Kawafuchi acknowledged that factors other than Act 221 credits also affected April tax collections, including the department's inability to process 2002 tax returns in a timely manner. He also conceded that much of the shortfall attributable to tax credits could be traced to a spike in the 4 percent home construction and remodeling tax credit, not Act 221.

That residential construction and remodeling credit, scheduled to expire July 1, is having an unexpectedly large effect on state revenues. Earlier this month, the Council on Revenues raised its estimate for the cost of the residential tax credit from $40 million to $60 million for the current fiscal year.

At the same time, the council slightly raised its estimate of Act 221 tax credits from $45 million to $48.4 million. Overall, the tax credits mean the state will have millions less this fiscal year to pay for government operations than originally estimated.

Kawafuchi said the administration has focused its efforts on changing Act 221 rather than the residential tax credit because the latter expires this summer. The technology tax credits don't sunset until the end of 2005.

Lingle wants to tighten the research tax credit law so that the credits are no longer refundable, meaning a company could not get a refund if it pays no taxes, which is allowed now. The administration also wants the credit applied only to increases in research expenses rather than to a company's entire research budget.

The state could save $55 million over two years if the proposed changes are implemented, the governor estimates.

Representatives of the state's technology industry feel Act 221 has been unfairly singled out for the state's flagging revenues, especially in light of the revised figures on the effect of residential tax credits.

"They talk about unintended consequences. Well, (the residential tax credit) really is something far more utilized than people expected," said Ann Chung, executive director of the Hawai'i Technology Trade Association.

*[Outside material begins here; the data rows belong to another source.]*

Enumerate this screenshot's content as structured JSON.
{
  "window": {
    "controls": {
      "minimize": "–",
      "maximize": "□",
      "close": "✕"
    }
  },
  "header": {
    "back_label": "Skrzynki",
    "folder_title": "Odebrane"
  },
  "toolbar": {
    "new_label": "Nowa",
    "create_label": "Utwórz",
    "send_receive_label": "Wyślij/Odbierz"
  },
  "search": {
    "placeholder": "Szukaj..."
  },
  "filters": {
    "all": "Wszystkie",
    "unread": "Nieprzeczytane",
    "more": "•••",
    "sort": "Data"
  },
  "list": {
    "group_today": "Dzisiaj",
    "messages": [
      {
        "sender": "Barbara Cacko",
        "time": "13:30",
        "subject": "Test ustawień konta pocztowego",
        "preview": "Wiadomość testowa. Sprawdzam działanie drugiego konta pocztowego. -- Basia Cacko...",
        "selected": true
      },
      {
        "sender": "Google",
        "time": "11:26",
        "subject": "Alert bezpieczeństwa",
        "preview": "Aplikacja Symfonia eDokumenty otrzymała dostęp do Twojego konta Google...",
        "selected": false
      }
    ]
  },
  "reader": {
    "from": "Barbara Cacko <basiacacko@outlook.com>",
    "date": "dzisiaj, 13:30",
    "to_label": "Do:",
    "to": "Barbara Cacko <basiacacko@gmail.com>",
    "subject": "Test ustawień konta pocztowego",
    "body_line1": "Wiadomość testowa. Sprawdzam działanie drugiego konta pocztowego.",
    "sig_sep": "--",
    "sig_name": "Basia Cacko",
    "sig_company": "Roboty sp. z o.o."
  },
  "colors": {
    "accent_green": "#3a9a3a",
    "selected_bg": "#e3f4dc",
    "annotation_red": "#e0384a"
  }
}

Chung's group along with the Hawai'i Venture Capital Association are calling on the tax department to release more data on the effects of tax credits. And they also want to know more about how the council generates its forecasts.

The Hawai'i Venture Capital Association made such a request through the Office of Information Practices earlier this month and was still awaiting a reply yesterday.

Kawafuchi also told the small business group that state tax collections are rebounding this month after the sharp drop in April and discussed efforts to collect on $303 million in overdue state tax payments, penalties and interest.

He said Lingle is expected to sign a bill that would allow the department to offer settlements to delinquent taxpayers. Senate Bill 1400 would let the department arrange payments of $50,000 or less without the governor's approval.

The collection effort is significant because what the state is due stood at $303 million at the end of fiscal 2002. The amount is up significantly from $236 million at the end of fiscal 2001, an increase Kawafuchi attributed to the sluggish economy and events of Sept. 11, 2001.